La pandemia è spesso paragonata ad una guerra e dai grandi traumi collettivi, come le guerre, sono nati i nuovi ordini costituzionali.
Il terremoto sociale che producono rompe le antiche certezze, nascono nuovi leader, nuovi attori collettivi e nuove idee. Si definiscono così le linee di una costituzione materiale che poi vengono riannodate in un tessuto più organico e successivamente consacrate sul piano giuridico-formale. Nei periodi di accelerata trasformazione e di sconvolgimento dell’ordine esistente dobbiamo prestare attenzione a questo magma che può forgiare una nuova costituzione materiale. Questo è avvenuto nel secondo dopoguerra, da cui ha preso origine un fortunato ciclo costituzionale che è stato capace, per usare la formula di Ralf Dahrendorf, di “quadrare il cerchio” e cioè di tenere insieme armonicamente democrazia, mercato e libertà. Forse oggi all’orizzonte c’è qualcosa di simile anche se al momento non possiamo prevedere quali saranno gli sbocchi e quindi i caratteri distintivi di un possibile nuovo ordine costituzionale.

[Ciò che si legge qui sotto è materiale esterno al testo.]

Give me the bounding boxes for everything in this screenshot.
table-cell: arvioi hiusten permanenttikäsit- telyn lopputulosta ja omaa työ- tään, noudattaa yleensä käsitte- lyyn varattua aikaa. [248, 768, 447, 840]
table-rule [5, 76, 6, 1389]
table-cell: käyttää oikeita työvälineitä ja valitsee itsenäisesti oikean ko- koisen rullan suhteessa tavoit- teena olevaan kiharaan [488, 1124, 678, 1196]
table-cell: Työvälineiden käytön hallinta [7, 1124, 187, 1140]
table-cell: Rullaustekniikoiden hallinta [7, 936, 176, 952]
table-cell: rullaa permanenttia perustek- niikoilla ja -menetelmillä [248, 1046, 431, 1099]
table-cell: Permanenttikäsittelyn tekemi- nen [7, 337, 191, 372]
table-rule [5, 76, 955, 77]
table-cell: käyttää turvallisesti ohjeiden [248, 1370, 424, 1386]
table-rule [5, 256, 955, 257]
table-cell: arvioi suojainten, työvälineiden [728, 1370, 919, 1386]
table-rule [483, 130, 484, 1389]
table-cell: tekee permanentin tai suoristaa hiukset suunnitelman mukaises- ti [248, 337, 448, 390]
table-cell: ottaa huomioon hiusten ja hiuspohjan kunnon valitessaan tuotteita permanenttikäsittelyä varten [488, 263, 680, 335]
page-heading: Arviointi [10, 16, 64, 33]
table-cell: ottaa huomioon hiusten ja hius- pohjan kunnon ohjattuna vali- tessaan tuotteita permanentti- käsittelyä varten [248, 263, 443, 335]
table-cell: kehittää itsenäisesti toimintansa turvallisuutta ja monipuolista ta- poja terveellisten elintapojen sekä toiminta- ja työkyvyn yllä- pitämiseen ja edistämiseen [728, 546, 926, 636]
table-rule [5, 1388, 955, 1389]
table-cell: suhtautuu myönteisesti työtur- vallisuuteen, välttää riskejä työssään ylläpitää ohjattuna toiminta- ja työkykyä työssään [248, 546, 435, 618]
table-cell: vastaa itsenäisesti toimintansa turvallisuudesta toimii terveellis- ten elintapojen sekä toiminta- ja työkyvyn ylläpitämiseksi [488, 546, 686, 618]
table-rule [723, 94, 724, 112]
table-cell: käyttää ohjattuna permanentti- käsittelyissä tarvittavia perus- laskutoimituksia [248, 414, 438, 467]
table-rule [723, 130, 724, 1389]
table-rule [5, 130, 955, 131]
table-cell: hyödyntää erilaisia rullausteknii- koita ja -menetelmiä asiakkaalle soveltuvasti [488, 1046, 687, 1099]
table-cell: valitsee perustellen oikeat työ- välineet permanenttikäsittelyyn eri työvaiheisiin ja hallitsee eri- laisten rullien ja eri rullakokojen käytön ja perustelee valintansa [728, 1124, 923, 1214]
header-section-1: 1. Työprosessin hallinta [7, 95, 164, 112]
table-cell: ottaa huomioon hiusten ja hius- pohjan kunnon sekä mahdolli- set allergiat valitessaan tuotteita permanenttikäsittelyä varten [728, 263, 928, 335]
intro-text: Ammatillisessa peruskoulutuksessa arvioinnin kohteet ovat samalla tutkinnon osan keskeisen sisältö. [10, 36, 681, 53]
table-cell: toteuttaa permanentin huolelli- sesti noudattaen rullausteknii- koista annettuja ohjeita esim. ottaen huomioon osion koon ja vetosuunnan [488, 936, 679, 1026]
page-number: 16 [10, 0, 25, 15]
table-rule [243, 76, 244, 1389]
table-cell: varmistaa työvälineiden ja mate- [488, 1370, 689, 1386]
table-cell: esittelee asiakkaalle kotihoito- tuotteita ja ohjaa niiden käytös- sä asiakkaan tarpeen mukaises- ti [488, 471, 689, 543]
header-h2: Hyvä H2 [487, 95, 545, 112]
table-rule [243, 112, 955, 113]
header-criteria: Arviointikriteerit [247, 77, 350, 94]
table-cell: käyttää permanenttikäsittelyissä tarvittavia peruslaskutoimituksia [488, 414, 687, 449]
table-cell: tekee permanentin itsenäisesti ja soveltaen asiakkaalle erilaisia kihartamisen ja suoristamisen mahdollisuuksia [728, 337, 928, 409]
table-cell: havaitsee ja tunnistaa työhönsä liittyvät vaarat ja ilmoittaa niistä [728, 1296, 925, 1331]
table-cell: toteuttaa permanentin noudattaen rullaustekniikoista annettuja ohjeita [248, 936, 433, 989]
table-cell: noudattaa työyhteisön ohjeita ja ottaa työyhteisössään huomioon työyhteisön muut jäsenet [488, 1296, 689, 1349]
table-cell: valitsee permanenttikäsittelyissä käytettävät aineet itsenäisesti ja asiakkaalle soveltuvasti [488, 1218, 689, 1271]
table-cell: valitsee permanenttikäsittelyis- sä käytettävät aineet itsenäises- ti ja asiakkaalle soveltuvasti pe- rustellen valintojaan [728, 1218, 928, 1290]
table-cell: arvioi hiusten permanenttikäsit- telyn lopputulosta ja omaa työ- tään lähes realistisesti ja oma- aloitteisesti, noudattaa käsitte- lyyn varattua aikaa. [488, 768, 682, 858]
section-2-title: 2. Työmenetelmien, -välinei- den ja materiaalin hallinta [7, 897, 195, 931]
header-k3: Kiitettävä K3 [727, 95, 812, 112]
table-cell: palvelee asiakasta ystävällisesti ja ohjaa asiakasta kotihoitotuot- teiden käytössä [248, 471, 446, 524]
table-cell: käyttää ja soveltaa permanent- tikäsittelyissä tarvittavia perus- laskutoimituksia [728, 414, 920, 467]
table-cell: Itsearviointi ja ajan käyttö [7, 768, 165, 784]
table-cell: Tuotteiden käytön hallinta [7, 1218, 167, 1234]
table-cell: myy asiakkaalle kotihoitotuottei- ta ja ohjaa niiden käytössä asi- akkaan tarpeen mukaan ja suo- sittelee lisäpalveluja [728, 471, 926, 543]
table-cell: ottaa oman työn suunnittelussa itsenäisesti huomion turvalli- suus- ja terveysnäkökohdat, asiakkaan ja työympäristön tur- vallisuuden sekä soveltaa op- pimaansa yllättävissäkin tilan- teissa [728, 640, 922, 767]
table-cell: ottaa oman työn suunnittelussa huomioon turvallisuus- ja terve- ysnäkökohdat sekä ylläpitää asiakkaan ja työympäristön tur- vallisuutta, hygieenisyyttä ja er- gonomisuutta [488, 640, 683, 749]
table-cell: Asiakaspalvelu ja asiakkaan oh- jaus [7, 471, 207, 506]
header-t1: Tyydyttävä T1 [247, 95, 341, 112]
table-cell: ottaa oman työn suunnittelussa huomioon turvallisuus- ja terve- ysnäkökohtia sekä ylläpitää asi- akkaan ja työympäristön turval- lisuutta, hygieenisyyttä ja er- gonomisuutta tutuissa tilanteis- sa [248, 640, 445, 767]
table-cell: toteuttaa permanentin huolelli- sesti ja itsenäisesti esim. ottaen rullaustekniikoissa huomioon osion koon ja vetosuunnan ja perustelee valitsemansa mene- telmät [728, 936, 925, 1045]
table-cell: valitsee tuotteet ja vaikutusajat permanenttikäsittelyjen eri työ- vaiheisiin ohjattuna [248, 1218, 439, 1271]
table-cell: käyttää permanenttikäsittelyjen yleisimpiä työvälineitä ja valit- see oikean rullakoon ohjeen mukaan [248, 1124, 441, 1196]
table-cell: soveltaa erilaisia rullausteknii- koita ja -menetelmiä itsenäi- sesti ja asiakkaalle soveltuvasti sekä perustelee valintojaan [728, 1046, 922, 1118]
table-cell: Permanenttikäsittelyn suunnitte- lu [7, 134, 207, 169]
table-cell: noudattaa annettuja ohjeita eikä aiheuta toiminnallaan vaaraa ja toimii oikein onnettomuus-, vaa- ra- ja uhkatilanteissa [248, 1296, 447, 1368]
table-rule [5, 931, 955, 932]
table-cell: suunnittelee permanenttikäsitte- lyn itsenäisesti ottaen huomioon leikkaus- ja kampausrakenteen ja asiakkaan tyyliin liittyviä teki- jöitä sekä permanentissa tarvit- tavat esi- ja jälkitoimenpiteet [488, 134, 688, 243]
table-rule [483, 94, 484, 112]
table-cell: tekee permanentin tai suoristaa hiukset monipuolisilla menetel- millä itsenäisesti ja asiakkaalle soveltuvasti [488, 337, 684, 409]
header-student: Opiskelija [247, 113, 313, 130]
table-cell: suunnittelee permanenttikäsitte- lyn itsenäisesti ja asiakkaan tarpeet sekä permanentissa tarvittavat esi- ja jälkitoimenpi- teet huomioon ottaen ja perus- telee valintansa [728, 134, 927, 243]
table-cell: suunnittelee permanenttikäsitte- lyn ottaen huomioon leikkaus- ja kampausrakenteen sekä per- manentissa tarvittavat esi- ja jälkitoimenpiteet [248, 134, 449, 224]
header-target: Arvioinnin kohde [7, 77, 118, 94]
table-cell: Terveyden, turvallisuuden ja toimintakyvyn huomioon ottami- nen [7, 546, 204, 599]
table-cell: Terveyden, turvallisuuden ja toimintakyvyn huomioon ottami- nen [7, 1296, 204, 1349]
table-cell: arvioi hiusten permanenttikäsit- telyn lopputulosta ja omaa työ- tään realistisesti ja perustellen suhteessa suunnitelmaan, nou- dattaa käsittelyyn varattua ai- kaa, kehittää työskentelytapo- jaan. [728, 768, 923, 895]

E’ inevitabile che la Corte di giustizia risentirà, nel bene e nel male, di tale processo di trasformazione e sulla Corte probabilmente graverà il compito di razionalizzare, sul terreno giuridico, le trasformazioni che verranno, naturalmente operando nei limiti consentiti dalle disposizioni dei Trattati. Del resto, fin dalle storiche sentenze Van Gend en Loos e Costa c. Enel, che hanno definito i tratti fondamentali dell’ordinamento giuridico europeo e i suoi rapporti con gli ordinamenti statali, poi, per quanto concerne il mercato comune con l’altrettanto fondamentale sentenza Cassis de Dijon, e successivamente promuovendo l’affermazione di un’”Europa dei diritti”, la Corte di giustizia ha contribuito a forgiare l’ordine costituzionale europeo. Ma anche in momenti più recenti la Corte ha affrontato le sfide dei tempi, per esempio con le decisioni che hanno consolidato quello che secondo me è stato un vero e proprio mutamento della costituzione economica europea a seguito della crisi finanziaria del 2011. Ricordo le decisioni che hanno riconosciuto la compatibilità con i trattati del ruolo assunto dalla BCE, a partire dal famoso whatever it takes di Mario Draghi, adottate nei casi Gauweiler e Weiss, ma anche la sentenza nel caso Pringle, che ha concluso per la compatibilità del MES con i Trattati, e l’altrettanto importante decisione nel caso Ledra che ha creato la spazio per la tutela dei diritti fondamentali nei confronti delle misure di austerità. Un’eguale forza costituzionale hanno le ancora più recenti sentenze (del 24 giugno 2019 e del 19 novembre 2019) riguardanti alcune leggi della Repubblica di Polonia sull’ordinamento giudiziario, in cui la Corte ha riconosciuto lo Stato di diritto come pilastro dell’integrazione e ha visto nell’indipendenza del potere giudiziario un principio che gli Stati sono tenuti a rispettare.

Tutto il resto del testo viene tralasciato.